Attendre, attendre, encore attendre. Des heures et des heures. Un débat au Conseil national peut parfois sembler interminable. Lors de l'initiative de l'UDC pour 10 millions d’habitants, 115 députés se sont succédé à la tribune. A un moment donné, tout a été dit… mais pas encore par tout le monde. Pour l'initiative sur la neutralité, 86 orateurs se sont exprimés, et 70 pour celle concernant la SSR.
Lors des débats sur les initiatives populaires, le membre du Conseil fédéral responsable doit rester sagement assis sur sa chaise durant tout le processus. Ce n'est qu'à la fin des débats qu'ils peuvent enfin prendre la parole.
«Les conseillers fédéraux ont d’autres priorités»

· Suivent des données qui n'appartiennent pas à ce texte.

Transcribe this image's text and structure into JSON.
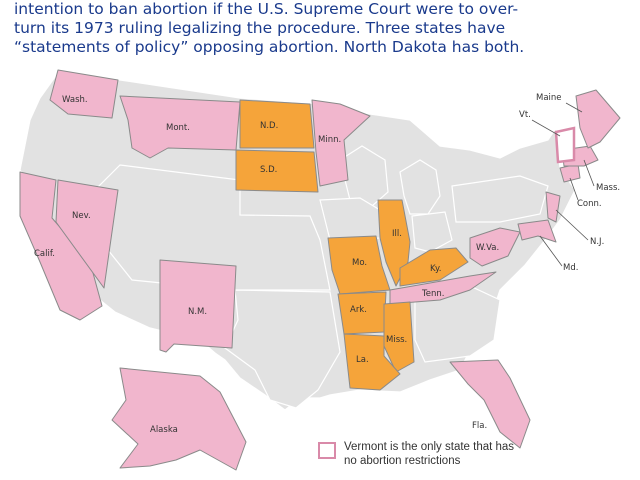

Pour la conseillère nationale PLR Maja Riniker, ce système est loin d'être efficace. «Les conseillers fédéraux sont souvent sous pression, et ils ont vraiment d’autres priorités», estime-t-elle. En tant que présidente du Conseil national l'année dernière, elle a pu observer cette attente de près. «Je me demande si ce système a encore un sens», ajoute-t-elle.

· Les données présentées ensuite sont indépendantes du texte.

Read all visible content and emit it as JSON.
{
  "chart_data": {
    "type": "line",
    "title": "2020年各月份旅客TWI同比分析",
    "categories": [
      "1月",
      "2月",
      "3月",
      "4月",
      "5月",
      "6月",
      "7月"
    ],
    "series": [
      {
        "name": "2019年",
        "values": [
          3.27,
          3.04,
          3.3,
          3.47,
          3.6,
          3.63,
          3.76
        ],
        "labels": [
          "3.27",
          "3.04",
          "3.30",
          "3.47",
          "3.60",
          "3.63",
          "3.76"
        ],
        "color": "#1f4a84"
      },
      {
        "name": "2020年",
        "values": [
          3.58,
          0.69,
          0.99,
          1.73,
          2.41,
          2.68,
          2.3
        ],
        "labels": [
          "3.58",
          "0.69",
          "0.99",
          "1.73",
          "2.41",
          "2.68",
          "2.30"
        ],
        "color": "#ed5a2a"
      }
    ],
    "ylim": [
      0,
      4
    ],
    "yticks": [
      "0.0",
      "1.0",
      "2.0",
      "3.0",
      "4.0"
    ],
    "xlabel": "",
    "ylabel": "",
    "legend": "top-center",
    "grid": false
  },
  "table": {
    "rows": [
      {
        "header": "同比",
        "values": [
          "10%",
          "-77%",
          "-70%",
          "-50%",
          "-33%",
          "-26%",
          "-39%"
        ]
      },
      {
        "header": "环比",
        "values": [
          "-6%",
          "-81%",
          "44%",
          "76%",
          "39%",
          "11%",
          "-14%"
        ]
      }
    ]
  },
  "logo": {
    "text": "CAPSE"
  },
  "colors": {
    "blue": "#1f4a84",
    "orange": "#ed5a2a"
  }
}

Depuis la session de printemps 2022, le Parlement a débattu de 24 initiatives populaires. Les conseillers fédéraux ont ainsi dû écouter, sans pouvoir intervenir, pendant 106,6 heures. Cela se divise en 87,3 heures au Conseil national et 19,3 heures au Conseil des Etats, selon les calculs du bureau des conseils à la demande de Riniker. «Les débats peuvent s'éterniser si chaque orateur peut parler pendant cinq minutes», souligne Maja Riniker, précisant que ce sont souvent des conseillers que l'on entend rarement.
Le classement par département
Le département de l'Environnement, dirigé par le conseiller fédéral UDC Albert Rösti, a été le plus sollicité, notamment avec les initiatives sur les glaciers et le paysage. Cela représente un total de 35 heures, dont 30,4 heures au Conseil national et 4,6 heures au Conseil des Etats.
Le département de l'Intérieur, dirigé par la conseillère fédérale socialiste Elisabeth Baume-Schneider, arrive en deuxième position avec 27 heures au total: 22,1 heures au Conseil national et 5,1 heures au Conseil des Etats. Karin Keller-Sutter, ministre des Finances, complète le podium avec 23,2 heures d'attente (18,8 heures au Conseil national et 4,4 heures au Conseil des Etats).
Ensuite viennent le département de la Justice de Beat Jans avec 11,2 heures (9,2 heures au Conseil national et 2,0 heures au Conseil des Etats), le département de la Défense de Martin Pfister avec 4 heures (3,1 heures au Conseil national et 0,9 heure au Conseil des Etats) et enfin, le ministre de l'Economie Guy Parmelin avec 3,7 heures (toutes passées au Conseil national).
Le ministre des Affaires étrangères, Ignazio Cassis, est celui qui a passé le moins de temps à attendre au Parlement. Jusqu’à la fin de l’année dernière, il n’a consacré que 2,3 heures au Conseil des Etats lors de l'examen de l’initiative sur la neutralité.
Maja Riniker se demande si ce temps précieux est bien utilisé pour les membres du Conseil fédéral. Elle a relancé le débat et souhaite savoir si, et comment, les conseillers fédéraux peuvent être libérés de l'obligation d’écouter. «La pratique actuelle peut tout à fait être remise en question», conclut-elle.